Cricothyroidotomy
Sam T. Windham III
DEFINITION
Cricothyroidotomy is an emergency procedure to establish airway access when orotracheal intubation is not possible or attempts have failed. As cricothyroidotomy has a high rate of complications compared to orotracheal intubation and tracheostomy, its role is limited to a rescue procedure for emergent airway access.
PATIENT HISTORY AND PHYSICAL FINDINGS
The circumstances surrounding the loss of airway are paramount to the use of cricothyroidotomy for establishment of the airway. These are broken down into patient-specific circumstances and setting-specific circumstances.
Patient-specific circumstances include trauma to face or upper airway, concern for cervical spine fractures, traumatic brain injury, limitations to cervical mobility, previous radiation to head and neck, and other circumstances leading to a difficult airway.
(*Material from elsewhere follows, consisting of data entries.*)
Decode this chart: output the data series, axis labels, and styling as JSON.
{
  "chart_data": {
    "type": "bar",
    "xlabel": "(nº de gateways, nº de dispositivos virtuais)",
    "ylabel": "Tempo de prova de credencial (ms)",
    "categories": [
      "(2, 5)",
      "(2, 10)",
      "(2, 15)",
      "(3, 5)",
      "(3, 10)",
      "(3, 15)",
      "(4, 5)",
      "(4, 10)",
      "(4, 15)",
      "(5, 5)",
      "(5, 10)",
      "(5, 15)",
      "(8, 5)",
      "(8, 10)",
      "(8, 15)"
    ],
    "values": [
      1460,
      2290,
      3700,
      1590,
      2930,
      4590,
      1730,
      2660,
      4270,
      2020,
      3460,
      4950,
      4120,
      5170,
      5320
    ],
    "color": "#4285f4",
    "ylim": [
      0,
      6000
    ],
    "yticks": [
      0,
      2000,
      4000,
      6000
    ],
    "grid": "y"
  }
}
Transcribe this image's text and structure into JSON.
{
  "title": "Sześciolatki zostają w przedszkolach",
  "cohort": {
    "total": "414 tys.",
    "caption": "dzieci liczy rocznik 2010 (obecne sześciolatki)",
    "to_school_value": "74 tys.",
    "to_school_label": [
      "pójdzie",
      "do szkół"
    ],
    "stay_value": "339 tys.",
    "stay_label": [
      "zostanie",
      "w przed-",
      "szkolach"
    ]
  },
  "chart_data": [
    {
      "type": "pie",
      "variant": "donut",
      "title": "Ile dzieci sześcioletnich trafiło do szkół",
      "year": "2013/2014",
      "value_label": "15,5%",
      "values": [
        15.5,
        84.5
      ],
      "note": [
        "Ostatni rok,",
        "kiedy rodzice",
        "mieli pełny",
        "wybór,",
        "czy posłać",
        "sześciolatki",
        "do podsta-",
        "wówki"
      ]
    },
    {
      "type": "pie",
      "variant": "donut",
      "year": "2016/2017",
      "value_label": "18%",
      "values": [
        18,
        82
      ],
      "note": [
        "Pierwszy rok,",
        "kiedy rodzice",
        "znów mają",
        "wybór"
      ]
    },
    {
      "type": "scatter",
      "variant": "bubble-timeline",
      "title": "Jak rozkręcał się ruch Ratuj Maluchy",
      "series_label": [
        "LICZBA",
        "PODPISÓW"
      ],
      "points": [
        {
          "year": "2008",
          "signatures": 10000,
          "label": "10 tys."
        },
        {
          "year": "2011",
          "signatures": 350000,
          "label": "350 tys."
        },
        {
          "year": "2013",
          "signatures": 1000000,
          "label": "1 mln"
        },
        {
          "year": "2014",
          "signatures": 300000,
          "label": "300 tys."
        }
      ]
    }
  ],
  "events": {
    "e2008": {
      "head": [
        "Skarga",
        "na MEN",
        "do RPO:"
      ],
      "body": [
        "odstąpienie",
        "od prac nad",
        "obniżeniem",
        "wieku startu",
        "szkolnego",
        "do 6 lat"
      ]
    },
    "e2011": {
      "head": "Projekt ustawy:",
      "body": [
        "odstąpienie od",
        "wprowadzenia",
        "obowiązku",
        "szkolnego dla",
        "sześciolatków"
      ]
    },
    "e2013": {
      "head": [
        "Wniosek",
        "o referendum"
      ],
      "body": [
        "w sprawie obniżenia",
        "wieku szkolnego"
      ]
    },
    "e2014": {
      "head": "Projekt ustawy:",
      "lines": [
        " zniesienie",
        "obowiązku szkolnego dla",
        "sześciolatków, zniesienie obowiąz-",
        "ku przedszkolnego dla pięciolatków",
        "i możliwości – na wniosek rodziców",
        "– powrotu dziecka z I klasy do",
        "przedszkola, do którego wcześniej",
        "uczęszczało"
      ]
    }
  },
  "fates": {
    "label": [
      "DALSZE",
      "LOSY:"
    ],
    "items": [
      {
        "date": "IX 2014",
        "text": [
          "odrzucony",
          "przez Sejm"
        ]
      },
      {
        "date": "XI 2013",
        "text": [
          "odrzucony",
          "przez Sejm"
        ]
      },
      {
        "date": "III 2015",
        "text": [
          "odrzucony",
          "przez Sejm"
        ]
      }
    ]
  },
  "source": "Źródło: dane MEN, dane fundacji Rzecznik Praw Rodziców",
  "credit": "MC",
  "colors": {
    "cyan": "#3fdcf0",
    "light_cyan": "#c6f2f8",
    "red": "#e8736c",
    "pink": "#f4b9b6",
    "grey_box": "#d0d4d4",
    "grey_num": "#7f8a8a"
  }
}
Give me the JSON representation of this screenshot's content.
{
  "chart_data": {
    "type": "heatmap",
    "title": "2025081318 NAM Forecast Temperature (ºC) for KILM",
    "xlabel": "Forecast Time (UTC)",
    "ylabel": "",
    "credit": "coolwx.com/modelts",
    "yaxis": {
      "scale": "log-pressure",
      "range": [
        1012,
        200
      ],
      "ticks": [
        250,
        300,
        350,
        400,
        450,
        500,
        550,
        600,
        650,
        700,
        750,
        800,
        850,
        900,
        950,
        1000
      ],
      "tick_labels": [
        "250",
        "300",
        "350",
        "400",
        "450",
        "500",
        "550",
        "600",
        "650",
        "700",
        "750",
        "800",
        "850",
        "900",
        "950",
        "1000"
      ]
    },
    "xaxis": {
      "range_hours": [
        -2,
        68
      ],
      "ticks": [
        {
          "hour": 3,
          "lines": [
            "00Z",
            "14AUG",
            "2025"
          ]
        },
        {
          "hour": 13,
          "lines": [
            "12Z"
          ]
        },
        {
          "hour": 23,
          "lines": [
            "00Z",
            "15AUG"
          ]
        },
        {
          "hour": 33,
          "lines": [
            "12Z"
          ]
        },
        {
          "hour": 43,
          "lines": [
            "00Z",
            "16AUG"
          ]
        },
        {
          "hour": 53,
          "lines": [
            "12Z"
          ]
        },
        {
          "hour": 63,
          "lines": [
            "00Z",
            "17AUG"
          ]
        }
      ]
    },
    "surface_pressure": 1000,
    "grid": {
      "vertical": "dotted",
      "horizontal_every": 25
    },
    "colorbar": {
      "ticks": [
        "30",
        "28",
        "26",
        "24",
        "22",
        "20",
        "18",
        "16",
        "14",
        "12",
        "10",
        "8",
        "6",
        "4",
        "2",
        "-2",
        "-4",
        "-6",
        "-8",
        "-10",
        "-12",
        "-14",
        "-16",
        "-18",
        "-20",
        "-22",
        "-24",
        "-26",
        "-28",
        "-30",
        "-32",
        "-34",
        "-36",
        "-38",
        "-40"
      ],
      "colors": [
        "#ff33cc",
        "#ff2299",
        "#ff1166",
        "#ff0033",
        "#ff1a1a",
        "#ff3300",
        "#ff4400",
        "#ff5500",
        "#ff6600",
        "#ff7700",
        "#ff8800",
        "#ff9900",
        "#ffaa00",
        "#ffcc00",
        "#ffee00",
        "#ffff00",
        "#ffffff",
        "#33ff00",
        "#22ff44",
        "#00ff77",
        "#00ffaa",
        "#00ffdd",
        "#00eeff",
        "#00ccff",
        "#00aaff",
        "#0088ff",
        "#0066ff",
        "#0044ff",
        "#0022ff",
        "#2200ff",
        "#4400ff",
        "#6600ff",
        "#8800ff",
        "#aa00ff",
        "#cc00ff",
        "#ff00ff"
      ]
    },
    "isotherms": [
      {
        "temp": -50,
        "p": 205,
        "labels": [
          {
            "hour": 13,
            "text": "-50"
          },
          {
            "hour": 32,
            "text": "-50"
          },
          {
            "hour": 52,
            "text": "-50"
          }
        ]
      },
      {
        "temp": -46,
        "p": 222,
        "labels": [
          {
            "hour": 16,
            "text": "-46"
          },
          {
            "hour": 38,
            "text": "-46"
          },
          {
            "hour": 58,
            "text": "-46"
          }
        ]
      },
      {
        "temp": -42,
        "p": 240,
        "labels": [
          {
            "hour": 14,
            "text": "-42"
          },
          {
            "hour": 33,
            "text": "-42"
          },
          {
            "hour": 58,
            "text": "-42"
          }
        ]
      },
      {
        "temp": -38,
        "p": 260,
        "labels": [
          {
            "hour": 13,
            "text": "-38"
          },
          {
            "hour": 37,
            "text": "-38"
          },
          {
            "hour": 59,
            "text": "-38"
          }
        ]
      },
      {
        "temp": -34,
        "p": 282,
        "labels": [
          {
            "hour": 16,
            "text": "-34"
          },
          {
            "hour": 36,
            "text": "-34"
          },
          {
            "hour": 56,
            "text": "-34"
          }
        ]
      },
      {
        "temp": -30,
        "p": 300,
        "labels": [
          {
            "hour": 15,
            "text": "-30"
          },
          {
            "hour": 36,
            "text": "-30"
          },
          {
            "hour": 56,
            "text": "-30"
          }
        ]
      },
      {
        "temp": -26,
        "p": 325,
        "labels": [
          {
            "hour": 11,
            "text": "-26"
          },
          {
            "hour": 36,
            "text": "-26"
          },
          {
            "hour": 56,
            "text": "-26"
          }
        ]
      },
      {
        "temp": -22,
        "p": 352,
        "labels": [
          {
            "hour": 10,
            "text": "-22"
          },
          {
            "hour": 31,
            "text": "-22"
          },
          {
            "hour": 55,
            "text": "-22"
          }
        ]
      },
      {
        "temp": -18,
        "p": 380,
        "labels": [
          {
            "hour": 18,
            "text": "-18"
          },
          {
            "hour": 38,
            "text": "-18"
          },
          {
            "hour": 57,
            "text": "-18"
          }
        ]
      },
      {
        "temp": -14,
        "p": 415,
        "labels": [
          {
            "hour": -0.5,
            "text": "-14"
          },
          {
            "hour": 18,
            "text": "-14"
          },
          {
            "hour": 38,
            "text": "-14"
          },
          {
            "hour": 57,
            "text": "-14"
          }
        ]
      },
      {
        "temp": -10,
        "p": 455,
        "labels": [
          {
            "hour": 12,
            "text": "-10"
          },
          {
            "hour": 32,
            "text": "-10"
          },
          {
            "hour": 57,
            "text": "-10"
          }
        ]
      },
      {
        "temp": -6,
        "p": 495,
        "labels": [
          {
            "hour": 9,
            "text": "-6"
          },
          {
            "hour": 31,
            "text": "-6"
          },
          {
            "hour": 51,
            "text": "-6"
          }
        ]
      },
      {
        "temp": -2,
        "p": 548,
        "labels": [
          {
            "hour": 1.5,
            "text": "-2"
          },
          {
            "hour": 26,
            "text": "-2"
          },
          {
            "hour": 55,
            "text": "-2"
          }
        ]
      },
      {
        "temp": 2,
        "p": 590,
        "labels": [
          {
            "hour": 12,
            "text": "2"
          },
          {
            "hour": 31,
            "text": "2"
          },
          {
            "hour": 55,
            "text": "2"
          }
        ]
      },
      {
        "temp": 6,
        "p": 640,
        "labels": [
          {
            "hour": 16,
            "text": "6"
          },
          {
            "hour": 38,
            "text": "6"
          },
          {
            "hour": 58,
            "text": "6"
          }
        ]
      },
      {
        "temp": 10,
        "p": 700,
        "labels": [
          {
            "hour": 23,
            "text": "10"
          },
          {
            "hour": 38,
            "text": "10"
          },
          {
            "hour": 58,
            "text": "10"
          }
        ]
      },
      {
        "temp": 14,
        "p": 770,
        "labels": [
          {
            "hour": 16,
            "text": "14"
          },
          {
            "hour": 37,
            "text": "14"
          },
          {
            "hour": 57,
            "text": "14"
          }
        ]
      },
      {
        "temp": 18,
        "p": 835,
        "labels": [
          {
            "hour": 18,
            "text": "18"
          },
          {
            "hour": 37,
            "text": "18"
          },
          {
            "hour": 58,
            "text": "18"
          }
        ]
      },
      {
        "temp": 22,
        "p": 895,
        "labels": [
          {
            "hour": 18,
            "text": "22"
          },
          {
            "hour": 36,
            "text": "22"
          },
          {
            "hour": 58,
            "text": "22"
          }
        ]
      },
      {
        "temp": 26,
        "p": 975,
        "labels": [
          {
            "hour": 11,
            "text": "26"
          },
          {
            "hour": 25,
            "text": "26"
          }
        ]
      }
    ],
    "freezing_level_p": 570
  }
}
In certain circumstances such as potential isolated cervical spine fracture in a patient with a competent airway, attempts can be made to establish an airway by other means such as awake fiberoptic intubation or other intubation-assist devices.
In the setting of severe maxillofacial trauma where direct laryngoscopy is impeded by deranged anatomy, bleeding, and/or difficulty ventilating the patient, cricothyroidotomy should be considered early in the airway management algorithm.
Setting-specific circumstances also play a role as to the timing of emergency cricothyroidotomy in the airway algorithm. For example, considering the location where the airway is lost (such as the emergency department, operating room, or intensive care unit) will play a role in deciding what other options, equipment, and help are available.
If the loss of airway occurs in the operating room where full technical support is available, the full difficult airway algorithm may be used.1
The most common setting for the performance of cricothyroidotomy is for the trauma patient in an emergency room. In these patients with multiple injuries, suboptimal airway exposure due to need to maintain in-line cervical stabilization, and/or facial trauma, cricothyroidotomy should be prepared for at the first indication of a difficult airway.
SURGICAL MANAGEMENT
Preoperative Planning
Planning for the cricothyroidotomy begins before the situation arises, such as familiarization with the steps involved in the procedure and knowledge of the equipment available to perform the procedure.
Prepping the neck and obtaining equipment should begin with the second attempt of direct laryngoscopy in the difficult airway or at any sign of significant desaturation. Direct laryngoscopy may continue as the cricothyroidotomy is begun but should not delay the procedure. The pertinent anatomy and location of the cricothyroid membrane are illustrated in FIG 1.
Positioning
The patient is placed in the supine position with in-line cervical spine stabilization for trauma patients.